In conclusion, while housing cost burden may play a part in economic hardship among low-income families, whether or not the families are in poverty is still an important variable to explain or predict their economic hardship, even after controlling for demographic and human capital factors of the householders. Regarding race and ethnicity, poverty status differently explained economic hardship for White and Black families, while no difference was observed between White and Hispanic families. It appeared that poverty status can explain variation in hardship among White families better than among Black families. This presents further economic disadvantage for the Black families. Families headed by non-Hispanic Black mothers have higher poverty reentry rates and lower poverty exit rates than those headed by non-Hispanic White mothers, controlling for the families’ background and characteristics, the mothers’ human capital and employment status (Mauldin and Mimura 2007).
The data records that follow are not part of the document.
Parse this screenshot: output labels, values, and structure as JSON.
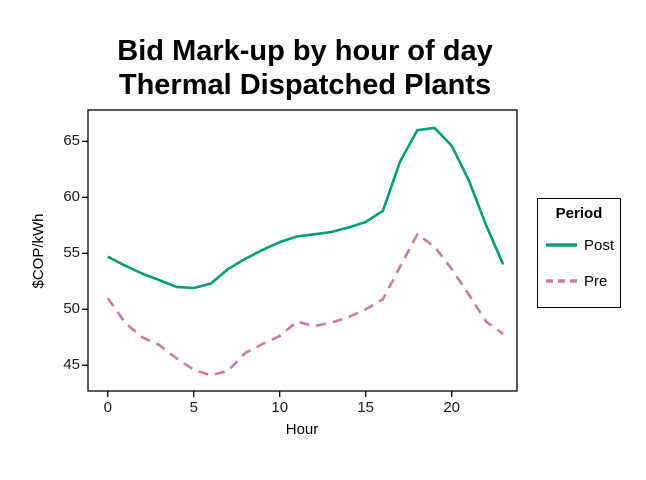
{
  "title": {
    "line1": "Bid Mark-up by hour of day",
    "line2": "Thermal Dispatched Plants"
  },
  "chart_data": {
    "type": "line",
    "title": "Bid Mark-up by hour of day Thermal Dispatched Plants",
    "xlabel": "Hour",
    "ylabel": "$COP/kWh",
    "x": [
      0,
      1,
      2,
      3,
      4,
      5,
      6,
      7,
      8,
      9,
      10,
      11,
      12,
      13,
      14,
      15,
      16,
      17,
      18,
      19,
      20,
      21,
      22,
      23
    ],
    "series": [
      {
        "name": "Post",
        "color": "#009E73",
        "style": "solid",
        "values": [
          54.7,
          53.9,
          53.2,
          52.6,
          52.0,
          51.9,
          52.3,
          53.6,
          54.5,
          55.3,
          56.0,
          56.5,
          56.7,
          56.9,
          57.3,
          57.8,
          58.8,
          63.2,
          66.0,
          66.2,
          64.6,
          61.5,
          57.5,
          54.0
        ]
      },
      {
        "name": "Pre",
        "color": "#CC79A7",
        "style": "dashed",
        "values": [
          51.0,
          48.8,
          47.5,
          46.8,
          45.6,
          44.6,
          44.1,
          44.5,
          46.1,
          46.9,
          47.6,
          48.9,
          48.5,
          48.8,
          49.3,
          50.0,
          50.9,
          53.8,
          56.7,
          55.6,
          53.6,
          51.3,
          48.9,
          47.8
        ]
      }
    ],
    "x_ticks": [
      0,
      5,
      10,
      15,
      20
    ],
    "y_ticks": [
      45,
      50,
      55,
      60,
      65
    ],
    "xlim": [
      -1.15,
      23.8
    ],
    "ylim": [
      42.7,
      67.8
    ],
    "grid": false,
    "legend": {
      "title": "Period",
      "position": "right",
      "entries": [
        "Post",
        "Pre"
      ]
    }
  }
}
The economic hardship that families experience is more complex than their poverty status. For instance, in addition to financial resources, overcoming hardship would require family resource management skills. Such skills further relate to the employment status of low-income mothers (Urban and Olson 2005). In addition to human capital, the families’ access to social capital is important to consider as a determinant of economic hardship (Simmons et al. 2007). Nevertheless, the results of this study may give us a better picture of the economic hardship that low-income White, Black, and Hispanic families with children experience in the United States. Although to some extent families have more control over their housing costs than over their official poverty status, the findings may provide insights into appropriate policies for underprivileged Black low-income families who may or may not be in poverty. If the exact mechanisms of increasing and decreasing the hardship scores are clarified by examining family expenditure data more closely, policymakers may be more likely to target the right people for effective public policies and public assistance programs.
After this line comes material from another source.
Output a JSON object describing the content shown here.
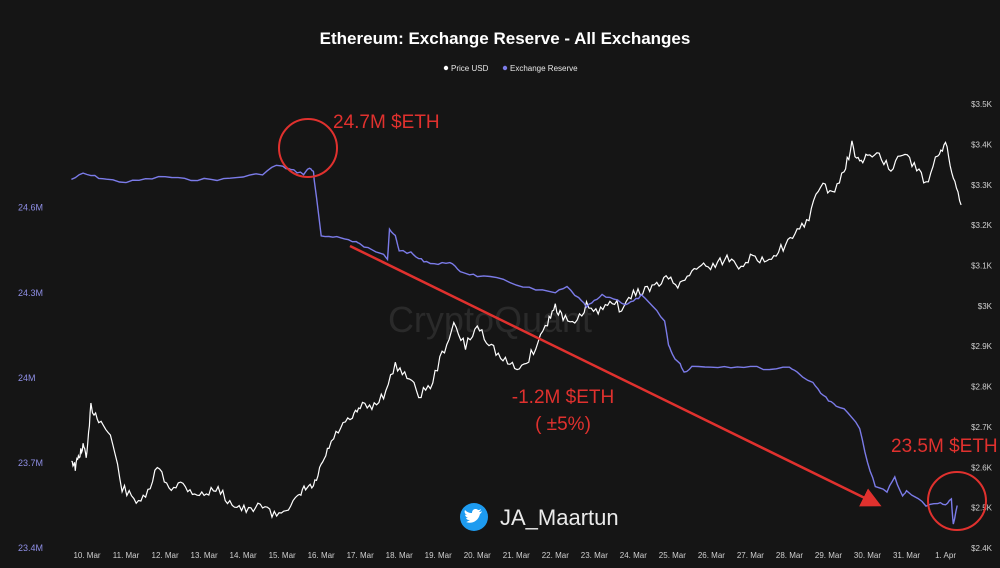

Ideas for future studies include disaggregating poverty status and housing cost burden variables to capture their associations with economic hardship differently. A majority of Hispanic householders are of White race; investigating the differences among Hispanic families of different races in their economic hardship experiences may give further insights on this ethnic group’s economic hardship. Regarding race and ethnicity, trichotomizing families based on their adult householders’ race and ethnicity may be an oversimplification. Lastly, some hardship items are subjective while others are more objective measurements; comparing the differences in how families respond to each of these measures could give an interesting picture on economic hardship experiences among low-income families in the United States.